3Message d’appui au maire de Montréal pour sa prise de position avec 81 maires de la région métropolitaine contre le pipeline Énergie-Est

Bien sûr, cette position affirmée par domlebo a été aussi véhiculée par Judi Richards en un courriel acheminé au maire dès sa célèbre conférence de presse qui avait soulevé un concert de protestations dans l’ouest : lire aussi de Pierre Jasmin l’article http://www.artistespourlapaix.org/?p=9451. Notre parti-pris écologique est enraciné dans la définition même de notre organisme : « les APLP soutiennent l’idéal d’une paix durable par le désarmement, la justice sociale, le féminisme et le respect de la nature, qu’ils défendent aux côtés des Amérindiens et des écologistes ».

On se souviendra enfin de la position de notre APLP 2011, l’auteur et metteur en scène Dominic Champagne, dont le film sur Anticosti révélait avec d’éclairants propos de l’écologiste de l’UQAM Marc Durand (voir http://www.artistespourlapaix.org/?p=5339), les multiples raisons pour lesquelles le Premier ministre Philippe Couillard aurait dû allumer plus tôt dans sa dénonciation tardive et néanmoins bienvenue de ce projet mort-né de Pétrolia. Signalons que les APLP reçoivent les conseils avisés d’écologistes de l’UQAM tels Louise Vandelac, Lucie Sauvé, Corinne Gendron, Marie Saint-Arnaud, Normand Brunet et René Audet, directeur de l’Institut des sciences de l’environnement.


 

Post-scriptum du vice-président

Plusieurs « supporters » des Artistes pour la Paix qui ne manquent pas de s’étonner de l’appui inconditionnel que nous accordons à M. Ban Ki-moon et à l’Organisation des Nations-Unies se voient rappeler que notre appui n’englobe évidemment pas les cinq nations permanentes du Conseil de sécurité. Elles possèdent 98% des bombes nucléaires que M. Ban Ki-moon a toujours pourfendues avec courage et résilience.

Rappelons aussi notre opposition viscérale, depuis la chute du pacte de Varsovie, à l’OTAN, un organisme militaire qui reçoit cent fois plus d’argent que l’ONU et qui mène depuis toujours une politique hostile à la Russie, par exemple en entreposant des bombes nucléaires en Turquie. L’OTAN est en grande partie responsable de la tension de guerre qui règne en ce moment car elle pousse, par son surarmement agressif, la Chine et la Russie à s’armer davantage, au détriment de la sécurité de notre planète.

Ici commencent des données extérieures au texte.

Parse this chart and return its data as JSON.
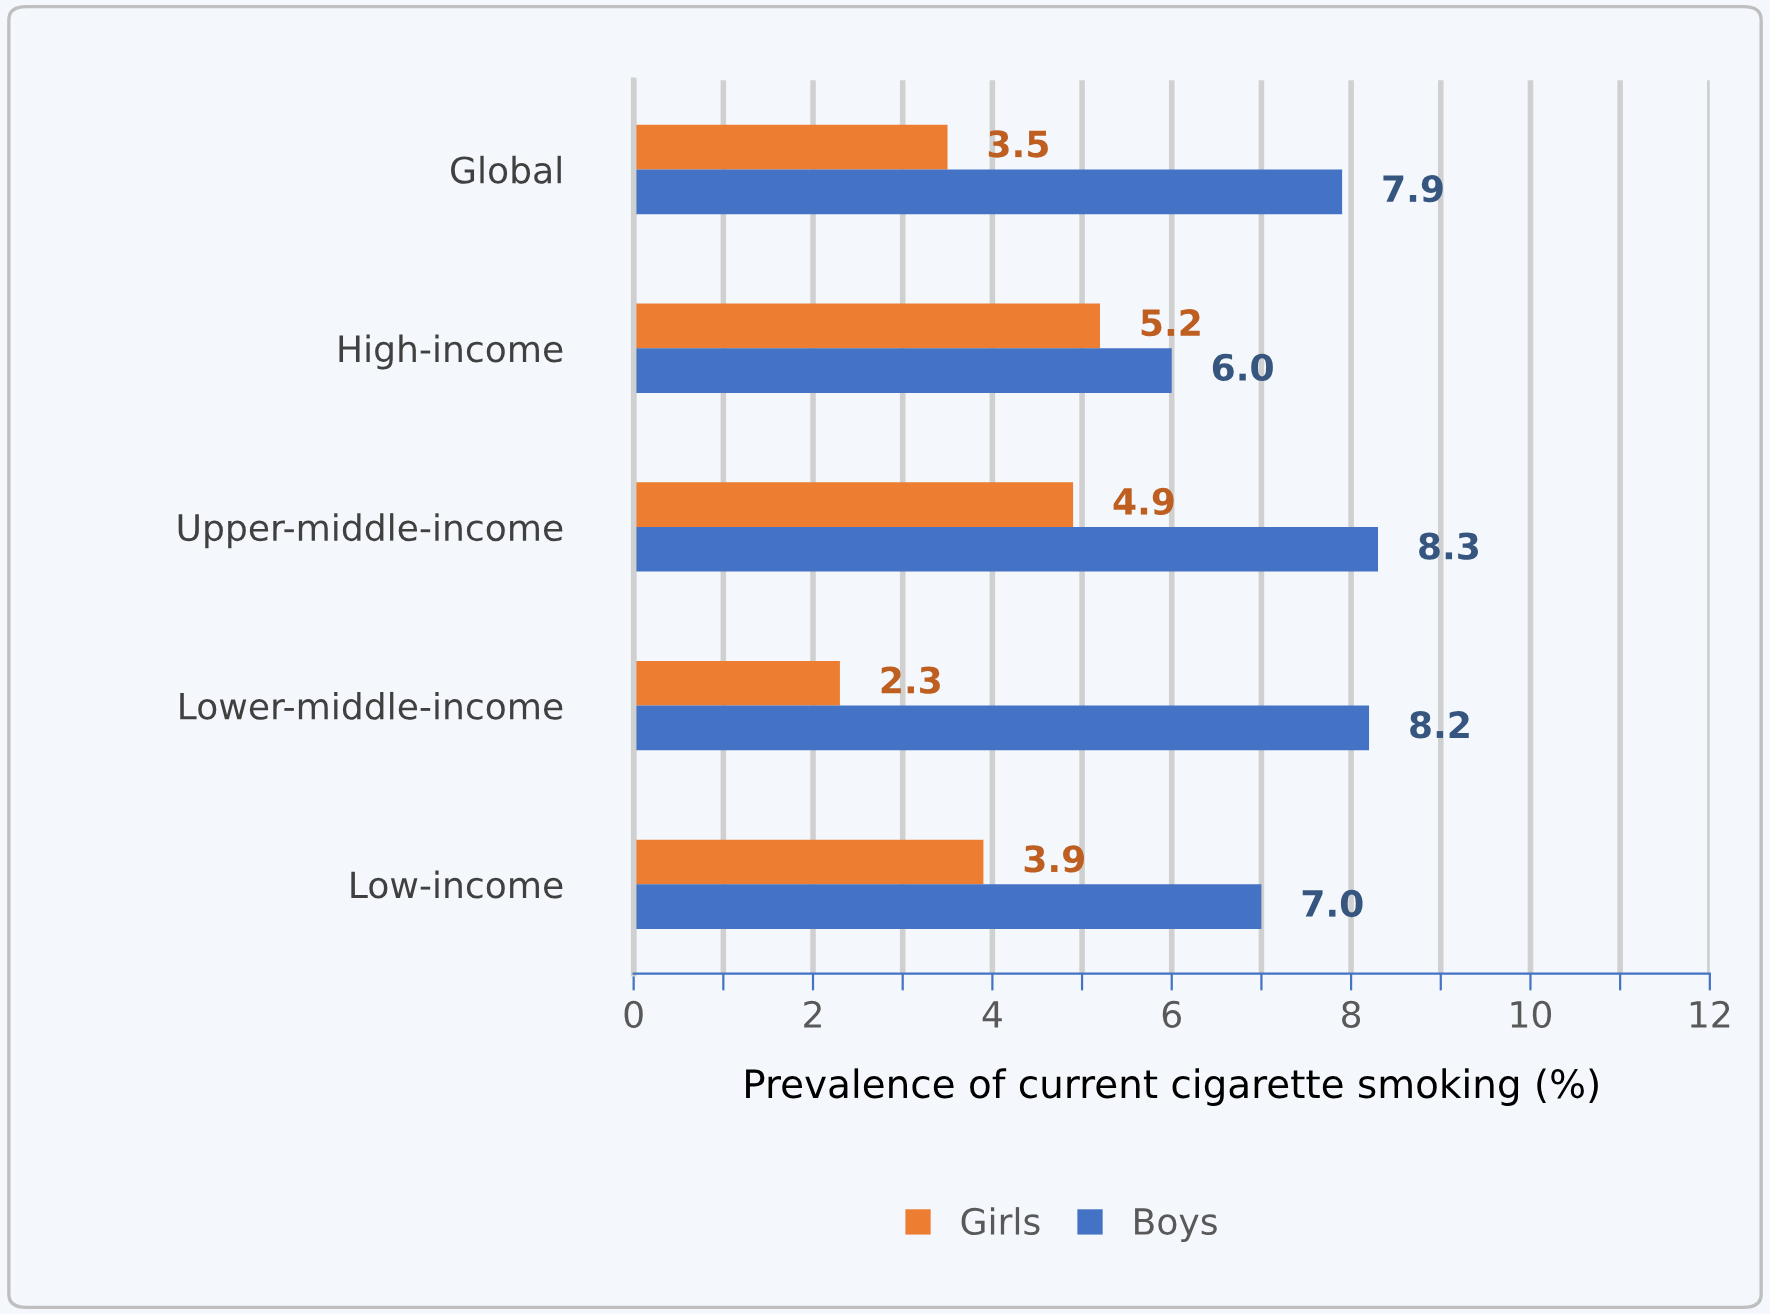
{
  "chart_data": {
    "type": "bar",
    "orientation": "horizontal",
    "xlabel": "Prevalence of current cigarette smoking (%)",
    "categories": [
      "Global",
      "High-income",
      "Upper-middle-income",
      "Lower-middle-income",
      "Low-income"
    ],
    "series": [
      {
        "name": "Girls",
        "color": "#ed7d31",
        "values": [
          3.5,
          5.2,
          4.9,
          2.3,
          3.9
        ],
        "value_labels": [
          "3.5",
          "5.2",
          "4.9",
          "2.3",
          "3.9"
        ]
      },
      {
        "name": "Boys",
        "color": "#4472c4",
        "values": [
          7.9,
          6.0,
          8.3,
          8.2,
          7.0
        ],
        "value_labels": [
          "7.9",
          "6.0",
          "8.3",
          "8.2",
          "7.0"
        ]
      }
    ],
    "xlim": [
      0,
      12
    ],
    "xticks": [
      0,
      {
        "value": 1,
        "label": null
      },
      2,
      {
        "value": 3,
        "label": null
      },
      4,
      {
        "value": 5,
        "label": null
      },
      6,
      {
        "value": 7,
        "label": null
      },
      8,
      {
        "value": 9,
        "label": null
      },
      10,
      {
        "value": 11,
        "label": null
      },
      12
    ],
    "grid": "x",
    "legend": "bottom"
  }
}
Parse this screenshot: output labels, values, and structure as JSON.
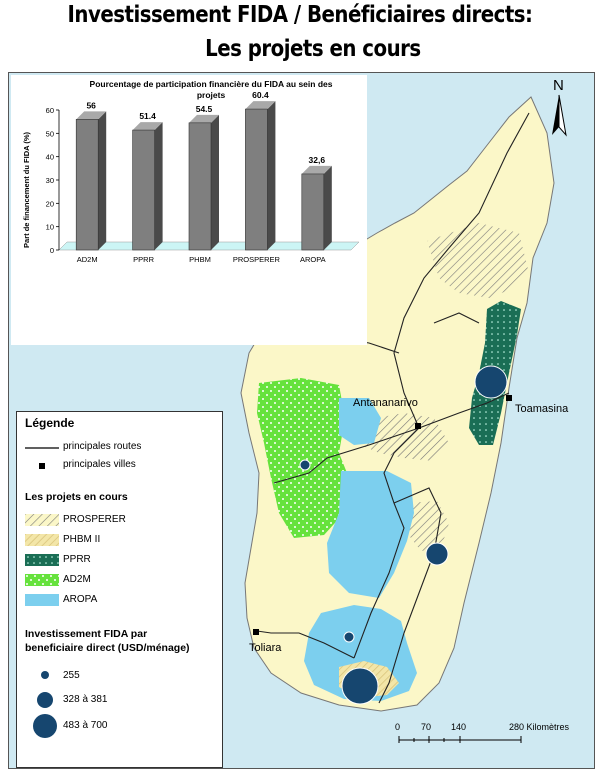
{
  "title": {
    "line1": "Investissement FIDA / Benéficiaires directs:",
    "line2": "Les projets en cours"
  },
  "colors": {
    "sea": "#cfe9f2",
    "land": "#fbf7c8",
    "ppr": "#1a6e55",
    "ad2m": "#66e23d",
    "aropa": "#7ccfee",
    "phbm": "#e6d79a",
    "bubble": "#16466f",
    "bar": "#7f7f7f"
  },
  "chart_data": {
    "type": "bar",
    "title": "Pourcentage de participation financière du FIDA au sein des projets",
    "ylabel": "Part de financement du FIDA (%)",
    "categories": [
      "AD2M",
      "PPRR",
      "PHBM",
      "PROSPERER",
      "AROPA"
    ],
    "values": [
      56,
      51.4,
      54.5,
      60.4,
      32.6
    ],
    "value_labels": [
      "56",
      "51.4",
      "54.5",
      "60.4",
      "32,6"
    ],
    "yticks": [
      "0",
      "10",
      "20",
      "30",
      "40",
      "50",
      "60"
    ],
    "ylim": [
      0,
      60
    ],
    "grid": false
  },
  "map": {
    "cities": [
      "Antananarivo",
      "Toamasina",
      "Toliara"
    ],
    "north_label": "N",
    "scale": {
      "ticks": [
        "0",
        "70",
        "140",
        "280 Kilomètres"
      ]
    }
  },
  "legend": {
    "title": "Légende",
    "items_roads": "principales routes",
    "items_cities": "principales villes",
    "projects_title": "Les projets en cours",
    "projects": [
      "PROSPERER",
      "PHBM II",
      "PPRR",
      "AD2M",
      "AROPA"
    ],
    "investment_title_line1": "Investissement FIDA par",
    "investment_title_line2": "beneficiaire direct (USD/ménage)",
    "investment_classes": [
      "255",
      "328 à 381",
      "483 à 700"
    ]
  }
}
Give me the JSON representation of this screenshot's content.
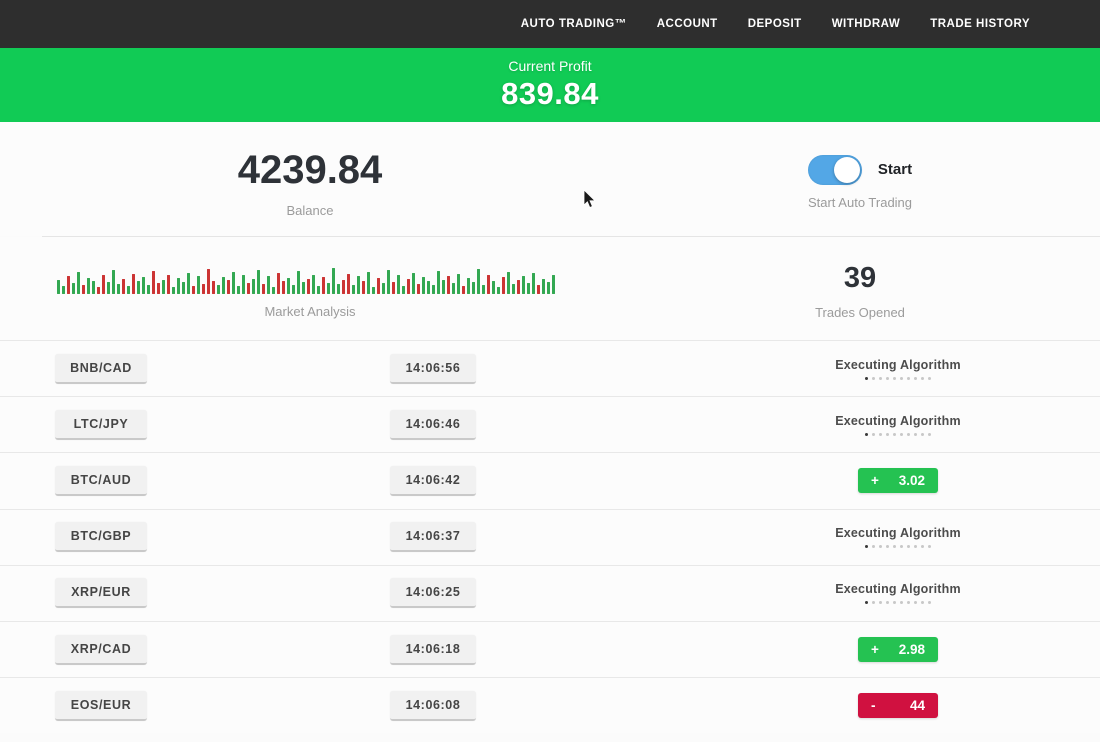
{
  "nav": {
    "items": [
      {
        "label": "AUTO TRADING™"
      },
      {
        "label": "ACCOUNT"
      },
      {
        "label": "DEPOSIT"
      },
      {
        "label": "WITHDRAW"
      },
      {
        "label": "TRADE HISTORY"
      }
    ]
  },
  "profit_banner": {
    "label": "Current Profit",
    "value": "839.84",
    "bg_color": "#11cb55"
  },
  "account": {
    "balance": "4239.84",
    "balance_label": "Balance",
    "toggle_label": "Start",
    "toggle_caption": "Start Auto Trading",
    "toggle_state": "on",
    "toggle_color": "#53a7e6"
  },
  "market": {
    "chart_label": "Market Analysis",
    "trades_opened": "39",
    "trades_opened_label": "Trades Opened"
  },
  "executing_dots": {
    "count": 10,
    "active_index": 0
  },
  "status_colors": {
    "profit": "#25c252",
    "loss": "#d01140"
  },
  "trades": [
    {
      "pair": "BNB/CAD",
      "time": "14:06:56",
      "status": "executing",
      "status_label": "Executing Algorithm"
    },
    {
      "pair": "LTC/JPY",
      "time": "14:06:46",
      "status": "executing",
      "status_label": "Executing Algorithm"
    },
    {
      "pair": "BTC/AUD",
      "time": "14:06:42",
      "status": "profit",
      "result_sign": "+",
      "result_value": "3.02"
    },
    {
      "pair": "BTC/GBP",
      "time": "14:06:37",
      "status": "executing",
      "status_label": "Executing Algorithm"
    },
    {
      "pair": "XRP/EUR",
      "time": "14:06:25",
      "status": "executing",
      "status_label": "Executing Algorithm"
    },
    {
      "pair": "XRP/CAD",
      "time": "14:06:18",
      "status": "profit",
      "result_sign": "+",
      "result_value": "2.98"
    },
    {
      "pair": "EOS/EUR",
      "time": "14:06:08",
      "status": "loss",
      "result_sign": "-",
      "result_value": "44"
    }
  ],
  "chart_data": {
    "type": "bar",
    "title": "Market Analysis",
    "description": "Decorative mini bar strip of green/red market ticks, baseline at bottom, no axes",
    "ylim": [
      0,
      30
    ],
    "bar_colors": {
      "g": "#33a852",
      "r": "#cc3434"
    },
    "heights": [
      14,
      8,
      18,
      11,
      22,
      9,
      16,
      13,
      7,
      19,
      12,
      24,
      10,
      15,
      8,
      20,
      13,
      17,
      9,
      23,
      11,
      14,
      19,
      7,
      16,
      12,
      21,
      8,
      18,
      10,
      25,
      13,
      9,
      17,
      14,
      22,
      8,
      19,
      11,
      15,
      24,
      10,
      18,
      7,
      21,
      13,
      16,
      9,
      23,
      12,
      15,
      19,
      8,
      17,
      11,
      26,
      10,
      14,
      20,
      9,
      18,
      13,
      22,
      7,
      16,
      11,
      24,
      12,
      19,
      8,
      15,
      21,
      10,
      17,
      13,
      9,
      23,
      14,
      18,
      11,
      20,
      8,
      16,
      12,
      25,
      9,
      19,
      13,
      7,
      17,
      22,
      10,
      14,
      18,
      11,
      21,
      9,
      15,
      12,
      19
    ],
    "colors": "ggrggrggrrgggrgrgggrrgrggggrgrrrggrgggrggrggrrggggrggrgggrrggrggrggrggrgrgggggrggrggggrggrggrgggrggg"
  }
}
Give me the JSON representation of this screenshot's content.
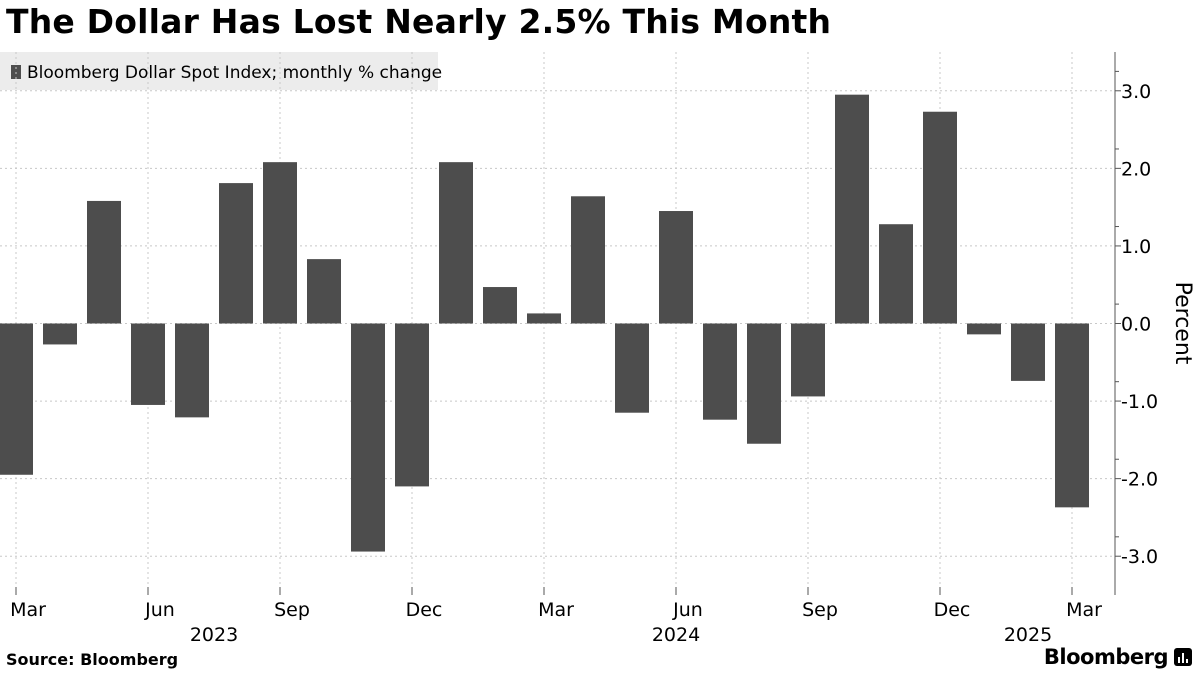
{
  "title": "The Dollar Has Lost Nearly 2.5% This Month",
  "source": "Source: Bloomberg",
  "brand": "Bloomberg",
  "colors": {
    "bar": "#4d4d4d",
    "legend_bg": "#ececec"
  },
  "chart_data": {
    "type": "bar",
    "legend": "Bloomberg Dollar Spot Index; monthly % change",
    "ylabel": "Percent",
    "ylim": [
      -3.5,
      3.5
    ],
    "yticks": [
      3.0,
      2.0,
      1.0,
      0.0,
      -1.0,
      -2.0,
      -3.0
    ],
    "ytick_labels": [
      "3.0",
      "2.0",
      "1.0",
      "0.0",
      "-1.0",
      "-2.0",
      "-3.0"
    ],
    "categories": [
      "2023-03",
      "2023-04",
      "2023-05",
      "2023-06",
      "2023-07",
      "2023-08",
      "2023-09",
      "2023-10",
      "2023-11",
      "2023-12",
      "2024-01",
      "2024-02",
      "2024-03",
      "2024-04",
      "2024-05",
      "2024-06",
      "2024-07",
      "2024-08",
      "2024-09",
      "2024-10",
      "2024-11",
      "2024-12",
      "2025-01",
      "2025-02",
      "2025-03"
    ],
    "values": [
      -1.95,
      -0.27,
      1.58,
      -1.05,
      -1.21,
      1.81,
      2.08,
      0.83,
      -2.94,
      -2.1,
      2.08,
      0.47,
      0.13,
      1.64,
      -1.15,
      1.45,
      -1.24,
      -1.55,
      -0.94,
      2.95,
      1.28,
      2.73,
      -0.14,
      -0.74,
      -2.37
    ],
    "xtick_labels": [
      {
        "index": 0,
        "label": "Mar"
      },
      {
        "index": 3,
        "label": "Jun"
      },
      {
        "index": 6,
        "label": "Sep"
      },
      {
        "index": 9,
        "label": "Dec"
      },
      {
        "index": 12,
        "label": "Mar"
      },
      {
        "index": 15,
        "label": "Jun"
      },
      {
        "index": 18,
        "label": "Sep"
      },
      {
        "index": 21,
        "label": "Dec"
      },
      {
        "index": 24,
        "label": "Mar"
      }
    ],
    "year_labels": [
      {
        "index": 4.5,
        "label": "2023"
      },
      {
        "index": 15,
        "label": "2024"
      },
      {
        "index": 23,
        "label": "2025"
      }
    ]
  }
}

De même, notre admiration réelle envers le maire Coderre ne nous empêche pas d’être sensibles aux critiques sur sa gestion des conventions collectives syndicales de l’administration municipale. Mais il restera toujours un ami des APLP pour sa célébration désintéressée de Ban Ki-moon, pour son alliance avec les Maires pour la Paix, pour son amitié avec tous les artistes et pour sa répudiation publique du pipeline TransCanada.